The Poem ‘want a positive birth? say please‘ was inspired by the frequent advice related to how to write a birth plan, that suggests you be polite, positive. And not adversarial.
The scene is set: clearly birthing is Us vs Them. And there is no shortage of horror stories.
The purpose of the birth plan, as originally intended when introduced by Penny Simkin and Carla Reike in the 1980’s, was as a communication tool. In response to the medicalisation of birth, women needed to be able to navigate not just biologically normal birth, but also the medical options – which were fast becoming the standard.
A birth plan was supposed to be developed over time, in conjunction with care providers, a kind of ‘advance care directive’, which acknowledged that informed consent required advanced knowledge and time. Informed Consent was introduced in response to recognition that patient-centred care was important.
But the birth plan has devolved…and what began as women advocating for themselves soon met with push back.
How dare women voice themselves!
And so, the birth plan adapted…softly softly, don’t take up too much space, keep it short, polite and happy happy happy.
Just murmur the word plan in a maternity environment and you’ll soon get the gist. Try using ‘preferences’ or the even more submissive, ‘wishes’…there’s a good a girl.
For example (from the otherwise brilliant don’t throw the birth plan out with the birth water):
“Try not to be adversarial in your language – you want people working with you, not against you. End the plan with something like “Thank you so much for helping make our birth special”.”
Why? Am I under threat?
If I don’t appeal to the self-declared authority in the room, to the ego of the medico, I will be treated poorly?
Will these professionally trained medical people work against me?
And what exactly is adversarial language?
Keep it positive. Birth professionals agree that demanding birth plans tend to create unnecessary negativity or even hostility around the birth process. A positive tone promotes mutual respect.
Others take this to mean using words like these (from here):
Make your birth plan read like a list of requests or best-case scenarios, not like a set of demands. Phrases such as “I would prefer” and “if medically necessary” will help your health care provider and caregivers know that you understand that they might have to change the plan.
Think about the other personnel who’ll be using it — hospital staffers might feel more comfortable if you call it your “birth preferences” rather than your “birth plan,” which could seem as though you’re trying to tell them how to do their jobs.
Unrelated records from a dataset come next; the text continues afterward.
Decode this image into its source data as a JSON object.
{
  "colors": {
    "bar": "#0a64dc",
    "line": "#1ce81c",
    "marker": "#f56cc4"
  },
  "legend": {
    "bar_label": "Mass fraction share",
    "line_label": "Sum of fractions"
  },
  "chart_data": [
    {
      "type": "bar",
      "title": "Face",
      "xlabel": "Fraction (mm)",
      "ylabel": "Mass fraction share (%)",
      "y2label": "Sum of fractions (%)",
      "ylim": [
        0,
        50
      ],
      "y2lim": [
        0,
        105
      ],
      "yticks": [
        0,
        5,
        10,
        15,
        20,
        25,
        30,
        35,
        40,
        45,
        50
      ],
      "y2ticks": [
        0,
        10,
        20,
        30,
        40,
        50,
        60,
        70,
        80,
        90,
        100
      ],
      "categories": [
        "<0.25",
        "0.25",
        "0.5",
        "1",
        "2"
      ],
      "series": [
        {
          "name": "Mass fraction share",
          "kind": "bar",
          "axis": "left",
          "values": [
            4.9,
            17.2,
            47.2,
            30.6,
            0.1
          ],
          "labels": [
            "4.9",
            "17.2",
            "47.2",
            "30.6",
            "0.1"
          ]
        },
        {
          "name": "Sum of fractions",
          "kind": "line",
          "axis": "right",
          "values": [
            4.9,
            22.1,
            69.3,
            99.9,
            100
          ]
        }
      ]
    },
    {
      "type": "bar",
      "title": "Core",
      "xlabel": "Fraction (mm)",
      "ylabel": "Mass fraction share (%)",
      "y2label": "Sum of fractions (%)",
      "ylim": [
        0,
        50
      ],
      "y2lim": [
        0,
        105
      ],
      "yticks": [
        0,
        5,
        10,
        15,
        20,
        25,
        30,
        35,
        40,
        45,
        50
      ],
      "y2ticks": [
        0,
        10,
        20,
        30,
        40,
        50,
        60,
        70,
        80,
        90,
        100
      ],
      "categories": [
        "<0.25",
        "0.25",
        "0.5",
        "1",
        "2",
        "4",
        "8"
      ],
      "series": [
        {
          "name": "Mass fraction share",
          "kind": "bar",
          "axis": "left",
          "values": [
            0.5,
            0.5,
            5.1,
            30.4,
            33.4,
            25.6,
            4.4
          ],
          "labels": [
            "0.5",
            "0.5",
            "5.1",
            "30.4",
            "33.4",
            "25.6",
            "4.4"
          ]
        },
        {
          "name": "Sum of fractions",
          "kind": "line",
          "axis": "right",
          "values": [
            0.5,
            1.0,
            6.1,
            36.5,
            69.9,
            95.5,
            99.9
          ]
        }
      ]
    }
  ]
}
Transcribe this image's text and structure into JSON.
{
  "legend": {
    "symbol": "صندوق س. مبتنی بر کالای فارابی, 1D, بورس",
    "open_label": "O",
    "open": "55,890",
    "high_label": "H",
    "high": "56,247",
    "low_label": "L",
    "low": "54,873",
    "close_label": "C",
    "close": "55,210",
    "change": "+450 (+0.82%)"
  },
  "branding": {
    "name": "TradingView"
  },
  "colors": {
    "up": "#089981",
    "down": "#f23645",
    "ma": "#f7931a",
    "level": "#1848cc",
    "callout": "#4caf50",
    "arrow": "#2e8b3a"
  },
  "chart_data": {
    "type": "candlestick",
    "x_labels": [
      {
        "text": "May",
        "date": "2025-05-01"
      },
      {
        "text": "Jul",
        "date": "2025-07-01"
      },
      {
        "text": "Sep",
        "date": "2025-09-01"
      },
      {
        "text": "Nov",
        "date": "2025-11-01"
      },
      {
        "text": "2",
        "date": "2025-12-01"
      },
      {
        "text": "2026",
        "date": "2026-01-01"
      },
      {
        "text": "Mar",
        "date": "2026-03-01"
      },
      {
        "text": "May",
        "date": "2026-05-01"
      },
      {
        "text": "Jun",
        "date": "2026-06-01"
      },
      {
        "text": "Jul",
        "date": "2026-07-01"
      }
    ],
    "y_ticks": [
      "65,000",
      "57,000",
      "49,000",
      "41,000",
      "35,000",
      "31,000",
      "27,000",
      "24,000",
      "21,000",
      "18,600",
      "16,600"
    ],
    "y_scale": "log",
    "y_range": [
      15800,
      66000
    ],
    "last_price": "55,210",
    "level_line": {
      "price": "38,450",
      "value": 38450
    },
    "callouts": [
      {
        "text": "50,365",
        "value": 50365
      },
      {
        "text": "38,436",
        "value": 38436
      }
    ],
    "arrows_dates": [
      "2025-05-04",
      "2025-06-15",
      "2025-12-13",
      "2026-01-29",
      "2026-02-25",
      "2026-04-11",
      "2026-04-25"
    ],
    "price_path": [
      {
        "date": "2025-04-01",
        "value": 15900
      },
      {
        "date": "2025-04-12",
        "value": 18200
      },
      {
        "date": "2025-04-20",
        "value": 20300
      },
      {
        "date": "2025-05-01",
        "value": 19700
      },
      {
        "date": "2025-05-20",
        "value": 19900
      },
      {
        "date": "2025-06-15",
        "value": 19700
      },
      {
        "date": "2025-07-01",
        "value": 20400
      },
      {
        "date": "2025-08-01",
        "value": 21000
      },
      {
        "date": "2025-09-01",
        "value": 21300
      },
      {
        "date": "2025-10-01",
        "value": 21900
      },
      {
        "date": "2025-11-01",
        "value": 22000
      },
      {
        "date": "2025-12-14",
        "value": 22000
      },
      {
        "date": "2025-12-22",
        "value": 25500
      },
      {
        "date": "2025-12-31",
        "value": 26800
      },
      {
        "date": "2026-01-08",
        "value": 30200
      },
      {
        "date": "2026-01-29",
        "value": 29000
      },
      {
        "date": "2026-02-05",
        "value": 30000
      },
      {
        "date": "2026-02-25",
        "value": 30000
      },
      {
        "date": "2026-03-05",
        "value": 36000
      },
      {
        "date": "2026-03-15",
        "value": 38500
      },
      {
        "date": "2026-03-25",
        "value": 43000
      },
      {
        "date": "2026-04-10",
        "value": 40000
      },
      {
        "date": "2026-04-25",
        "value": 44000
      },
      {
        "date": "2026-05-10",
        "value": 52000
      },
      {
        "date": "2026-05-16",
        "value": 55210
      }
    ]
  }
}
Try to be positive (“we hope to”) as opposed to negative (“under no circumstances”).
Would men be encourage to express their informed decisions in this way?
Or is it just women – birthing women – who are expected to be happy happy happy, and oh so flexible…which seems to mean obedient.
This sentiment is repeated in the wiki how which also has a section dedicated to appealing to your male partner’s needs. Gently Gently. Stand Aside!
The communication is vital. Addressing your partners fears and anxieties is important, and should not override the woman’s preparations, [his] fears and ‘preferences’ are not a trump card. And yes, using positive language is good, but active language, a statement of your decision, is not adversarial. It does not need to be flowered with “we wish”, or ‘if it’s ok with you”.